Les institutions ‘pull’, en revanche, tendent vers la décentralisation, le modulaire et les liens détendus de collaboration, ainsi que vers ce qui est émergent. Les dispositions qui prévalent penchent davantage vers la collaboration que vers le contrôle. Les dirigeants orientés en mode ‘pull’ reconnaissent que la puissance des formes de collaboration sont très évolutives, et ils mobilisent un grand nombre de participants offrant diverses spécialisations poussées.
Les institutions ‘pull’ investissent MASSIVEMENT dans l’accès aux talents, peut importe où celui-ci réside, et dans la construction de relations pour motiver ce talent. Ces «talents distribués», soutiennent par la suite les initiatives de l’organisation, indépendamment de savoir s’ils choisissent de s’affilier officiellement à l’institution. [Un bon exemple de cela: le succès des stratégies de mouvements sociaux de Marshall Ganz de la campagne de Barack Obama. Voir mon billet à ce sujet.]

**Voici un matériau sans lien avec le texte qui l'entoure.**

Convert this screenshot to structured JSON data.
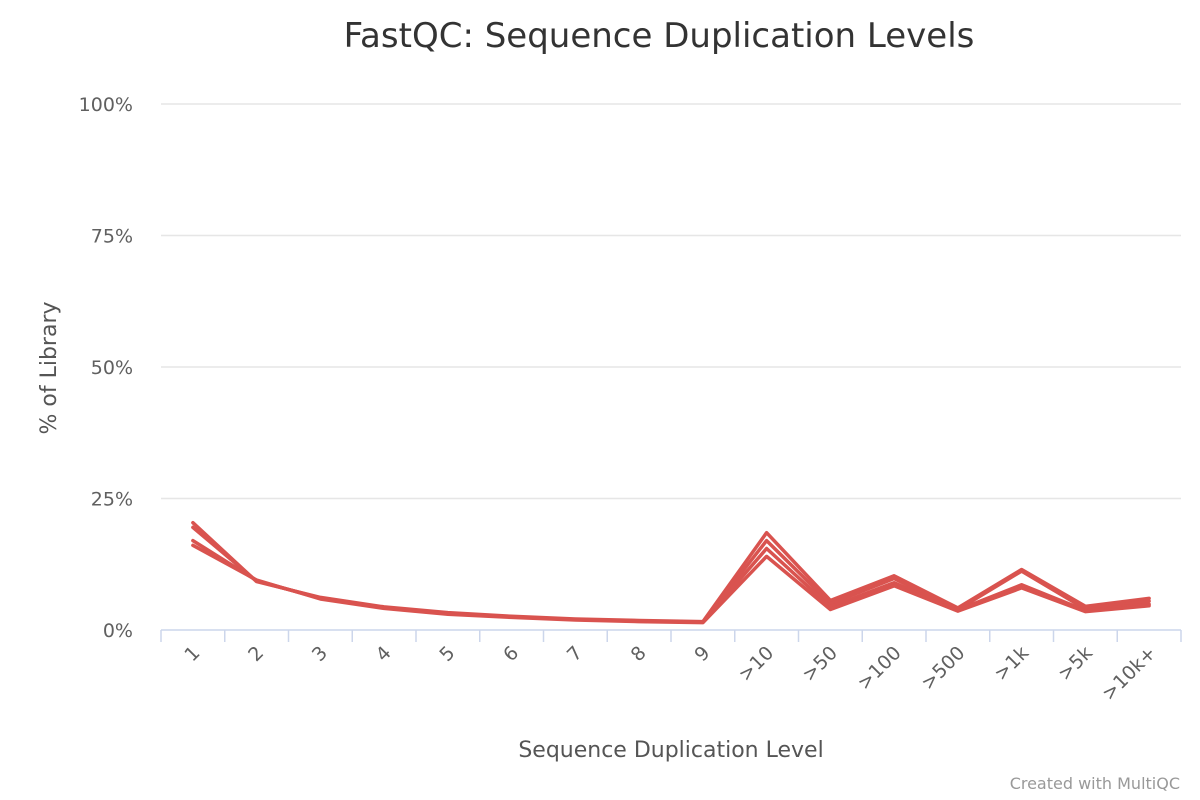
{
  "credit": "Created with MultiQC",
  "chart_data": {
    "type": "line",
    "title": "FastQC: Sequence Duplication Levels",
    "xlabel": "Sequence Duplication Level",
    "ylabel": "% of Library",
    "ylim": [
      0,
      100
    ],
    "yticks": [
      0,
      25,
      50,
      75,
      100
    ],
    "ytick_labels": [
      "0%",
      "25%",
      "50%",
      "75%",
      "100%"
    ],
    "categories": [
      "1",
      "2",
      "3",
      "4",
      "5",
      "6",
      "7",
      "8",
      "9",
      ">10",
      ">50",
      ">100",
      ">500",
      ">1k",
      ">5k",
      ">10k+"
    ],
    "color": "#d9534f",
    "grid": true,
    "legend": "none",
    "series": [
      {
        "values": [
          20.4,
          9.2,
          6.2,
          4.4,
          3.3,
          2.6,
          2.1,
          1.8,
          1.6,
          18.5,
          5.6,
          10.3,
          4.2,
          11.5,
          4.5,
          6.0
        ]
      },
      {
        "values": [
          19.5,
          9.3,
          6.1,
          4.3,
          3.2,
          2.5,
          2.0,
          1.7,
          1.5,
          17.0,
          5.0,
          9.8,
          3.9,
          11.2,
          4.0,
          5.5
        ]
      },
      {
        "values": [
          17.0,
          9.4,
          6.0,
          4.2,
          3.1,
          2.5,
          2.0,
          1.7,
          1.5,
          15.5,
          4.4,
          9.0,
          3.8,
          8.6,
          3.7,
          4.9
        ]
      },
      {
        "values": [
          16.1,
          9.5,
          5.9,
          4.1,
          3.0,
          2.4,
          1.9,
          1.6,
          1.4,
          14.0,
          3.9,
          8.4,
          3.6,
          8.0,
          3.5,
          4.6
        ]
      }
    ]
  }
}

Il est évident que nos institutions existantes, solidement ancrées dans le monde en mode ‘push’, devront considérablement se redéfinir de vue d’exploiter de manière efficace le potentiel du mode ‘pull’. L’innovation institutionnelle – la refonte des rôles, des relations et des structures de gouvernance nécessaires pour amener les participants vers des efforts de production – sera une condition essentielle.
Les institutions ‘pull’ auront besoin de complètement se réorienter en ce qui concerne le talent, alors que nous ré-imaginons les corporations et les autres institutions comme des lieux où des individus talentueux expérimenteront, apprendront, performeront, et prospéreront.
Ceci exigera de profonds changements de stratégie, d’organisation, d’opérations, et de technologie.»